Teyla was already gone - down inside a cave that she had found fairly close to the gate (her main reason for choosing this planet was the numerous caves it boasted.) She had climbed down into it through the well-hidden entrance and then wedged herself up into the ceiling so that she would be directly above anyone that came down. She hoped that the rock of the cave would disguise her tracker. But even if it did not, the Wraith would have to come in here by foot and she could pick them off. There was also a convenient chimney hole, an opening in the top of the cave too small to climb into, but through which Teyla could hear if anyone was close.

She heard them through the night, walking up and down above-ground, but they never found the cave.

There was no sound of the Stargate engaging either, no rescue party from Atlantis.

At dawn, Teyla emerged cautiously. She had heard Wraith darts going back through the Stargate. There was no sign that the Lanteans had been there. No marks of a fight, no message, though she searched. Nothing.

They had not let down the shield for her. They had not received her notes.)



Teyla realizes that she has forgotten about Floralia when she comes out on an inhabited planet and sees about a hundred gaily-dressed people gathered before the Stargate.

Someone tells her they are waiting their turn to open a wormhole. They're going to Favon, of course, the planet where the festival of Floralia takes place every year. Teyla knows that it's this time of year, but she had forgotten - between running from the Wraith, worrying about Atlantis, and trying to keep herself alive.

"Will you accompany us?" A large man dressed in a purple and red robe asks, looking at her salaciously. Teyla feels like rolling her eyes but restrains herself. This event does not bring out the best in everyone. But then, most people will be expecting such advances. She looks around. There are young men and women, probably just fifteen, going to Floralia for the first time. They joke nervously together. And older married couples, as excited as the teenagers, whispering to each other. Everyone looks happy and expectant.

It is one of the only places that it is safe for her to go.

When they emerge on the other side, it is a warm night. There is no moon, only stars, and they are almost blacked out by branches and vines. The air is soaked in the too-sweet scent of the Soris flowers. Despite the cloying smell, Teyla finds herself relaxing for the first time in weeks.

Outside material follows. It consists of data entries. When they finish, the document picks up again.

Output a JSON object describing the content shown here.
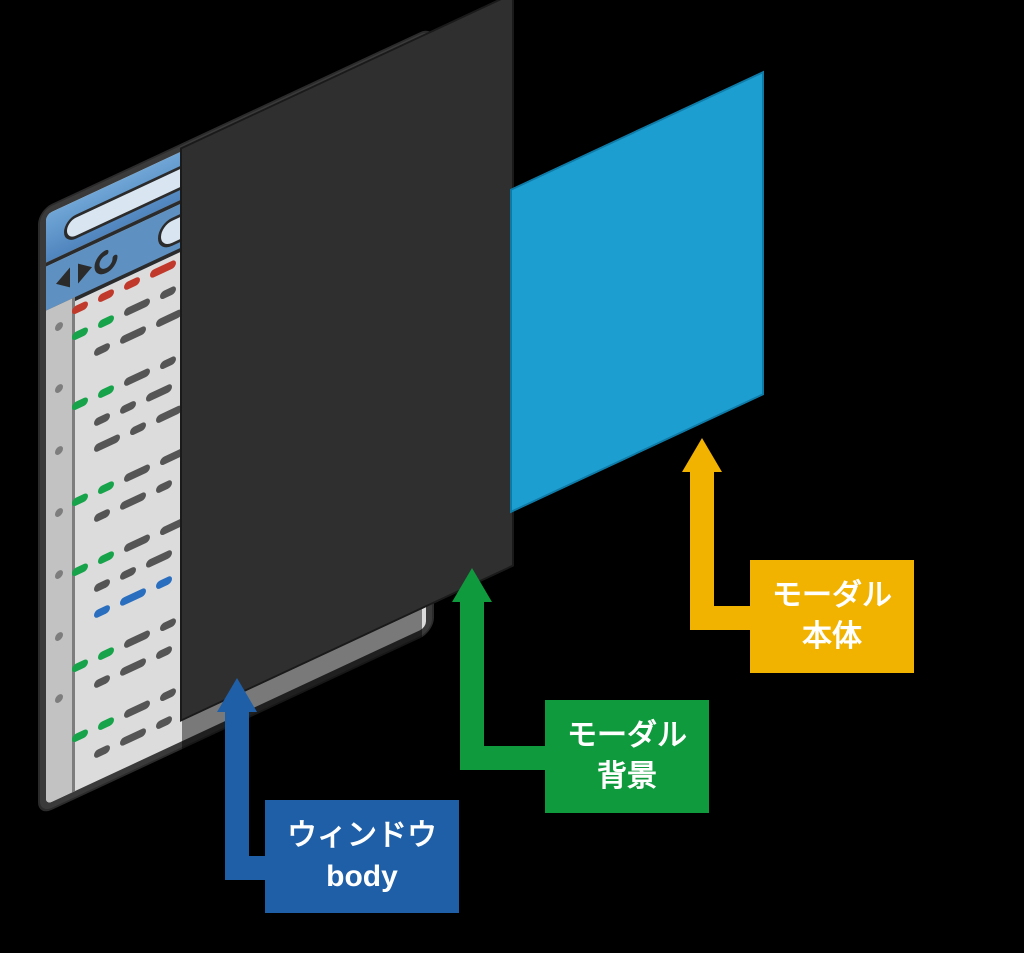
{
  "diagram": {
    "description": "Isometric illustration of three stacked browser layers: the page body, a dark modal backdrop overlay, and a blue modal dialog plane floating in front.",
    "layers": [
      {
        "id": "window-body",
        "label_lines": [
          "ウィンドウ",
          "body"
        ],
        "color": "#1f5fa8",
        "role": "base browser window / page body (back-most)"
      },
      {
        "id": "modal-backdrop",
        "label_lines": [
          "モーダル",
          "背景"
        ],
        "color": "#0e9a3d",
        "role": "semi-opaque dark overlay behind the modal"
      },
      {
        "id": "modal-body",
        "label_lines": [
          "モーダル",
          "本体"
        ],
        "color": "#f2b200",
        "role": "modal dialog element itself (front-most)"
      }
    ]
  },
  "labels": {
    "window_line1": "ウィンドウ",
    "window_line2": "body",
    "backdrop_line1": "モーダル",
    "backdrop_line2": "背景",
    "modal_line1": "モーダル",
    "modal_line2": "本体"
  },
  "colors": {
    "window_label": "#1f5fa8",
    "backdrop_label": "#0e9a3d",
    "modal_label": "#f2b200",
    "modal_plane": "#1d9ed1",
    "backdrop_plane": "#2f2f2f"
  }
}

The Stargate here is in the middle of a rainforest; it is one of the few Teyla has ever seen. People say that Favon was an Eden that the Ancients created, a protected paradise. The forest is lush and green, and dark even in daylight and the pale pink flowers are everywhere, just beginning to unfold or fully open in brazen, overblown display. Petals fall from the flowers that have gone by their prime, covering the ground and making it shine white against the forest. Torches here and there provide a little light, flickering as bodies move in front of them. To match the hundreds of flowers, there are hundreds, possibly thousands, of visitors walking the forest. Many stop, eyes glazed, to kiss and touch. Teyla watches as a woman puts her arms around a man and they stumble back into a tree, setting free a cascade of petals.

Some people say the flowers are an aphrodisiac. Others say they make one truthful.

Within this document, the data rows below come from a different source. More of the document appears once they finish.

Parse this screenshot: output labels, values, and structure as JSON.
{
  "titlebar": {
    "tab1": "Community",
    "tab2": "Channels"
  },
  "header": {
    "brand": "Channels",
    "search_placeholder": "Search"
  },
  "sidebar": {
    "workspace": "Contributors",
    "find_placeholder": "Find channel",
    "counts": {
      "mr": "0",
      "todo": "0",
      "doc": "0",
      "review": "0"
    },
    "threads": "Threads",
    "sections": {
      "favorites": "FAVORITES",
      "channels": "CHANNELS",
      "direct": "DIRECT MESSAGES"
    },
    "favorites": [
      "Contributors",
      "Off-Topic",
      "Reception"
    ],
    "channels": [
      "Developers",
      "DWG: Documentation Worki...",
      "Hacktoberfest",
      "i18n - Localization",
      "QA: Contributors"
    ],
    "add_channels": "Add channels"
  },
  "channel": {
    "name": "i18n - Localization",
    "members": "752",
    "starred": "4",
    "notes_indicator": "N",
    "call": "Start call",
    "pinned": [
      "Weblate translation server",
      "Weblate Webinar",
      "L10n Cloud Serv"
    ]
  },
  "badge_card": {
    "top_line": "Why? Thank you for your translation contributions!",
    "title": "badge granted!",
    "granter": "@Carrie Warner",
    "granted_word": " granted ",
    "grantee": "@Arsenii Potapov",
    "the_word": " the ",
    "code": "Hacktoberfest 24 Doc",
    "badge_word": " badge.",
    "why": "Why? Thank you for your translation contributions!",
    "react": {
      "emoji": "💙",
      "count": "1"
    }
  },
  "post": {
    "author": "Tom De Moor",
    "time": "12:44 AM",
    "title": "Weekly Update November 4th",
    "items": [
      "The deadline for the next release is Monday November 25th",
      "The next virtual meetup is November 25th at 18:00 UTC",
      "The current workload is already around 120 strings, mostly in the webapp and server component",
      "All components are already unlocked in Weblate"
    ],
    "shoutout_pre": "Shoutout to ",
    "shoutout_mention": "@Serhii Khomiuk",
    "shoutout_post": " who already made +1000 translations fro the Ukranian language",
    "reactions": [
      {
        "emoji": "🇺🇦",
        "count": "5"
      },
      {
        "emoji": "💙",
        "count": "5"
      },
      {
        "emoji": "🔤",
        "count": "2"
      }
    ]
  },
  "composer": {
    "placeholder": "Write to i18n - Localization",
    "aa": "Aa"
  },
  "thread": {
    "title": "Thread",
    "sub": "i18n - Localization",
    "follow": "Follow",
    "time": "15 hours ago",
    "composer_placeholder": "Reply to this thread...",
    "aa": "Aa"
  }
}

Some nameless feeling stirs at the base of Teyla's spine. She keeps moving, ignoring the calls of the man who approached her earlier. She doesn't know this place well, but something is drawing her on. She walks fast, trying to get away from the press of people. The forest seems to close in around her as she goes further in, insulating her from the noise. She comes across a narrow path, less strewn with petals than the others, and follows it.

The path splits after a little while and Teyla looks down each path, considering. Each is still and quiet. One moon has risen and its light filters through the foliage onto left path; there is a torchlight somewhere a long way down the other. She takes the left. She's not sure if she's remembering a way she came before or just imagining it looks the same, but she follows it regardless.

There, in a lighted patch, is a woman about Teyla's age. She's wearing a white dress and her skin is dark, darker than the forest around them. She takes Teyla by the shoulder and kisses her, her breath a warm tickle on Teyla's skin. Then she is gone. Maybe she is a ghost, Teyla thinks. She thinks of Elizabeth and her own mother. She is full of them, lighter than the wind.

Teyla lets caution fall away and runs then, darting through the trees, her feet slipping over roots and leaves and petals.

When she stops, out of breath, there is a light ahead of her. She's not sure where she is anymore, whether she has gone far from the Stargate or circled around at some point and is close again. Her heart thuds painfully at the thought of walking back into the crowds of dazed pilgrims. But she follows the light.

She freezes when she sees them and doesn't believe it is them at first. What she has been looking for without knowing it.

Ronon is on his back on the ground and Rodney lies next to him, curled in to him with his face pressed to Ronon's neck. John is farther down at waist-level and has Ronon's erection in his hand. He licks it slowly, lazily, spiraling up and in. Rodney has already come, she observes, seeing the semen on Ronon's belly. She feels a little sad that she missed it. But there will be other times, she feels this the way her skin feels too tight. The way she longs, to be there, between them. Yet she does not move.

She remembers this opening in the tree growth from last time, and these men.

John lays his head on Ronon's stomach. His cock is hard, but he seems unconcerned about satisfying his need. Rodney leans up and kisses Ronon while John watches. Ronon puts his hand on John's hand, smoothing through the messy hair. The point of hair on the back of his neck - Teyla wants to kiss it.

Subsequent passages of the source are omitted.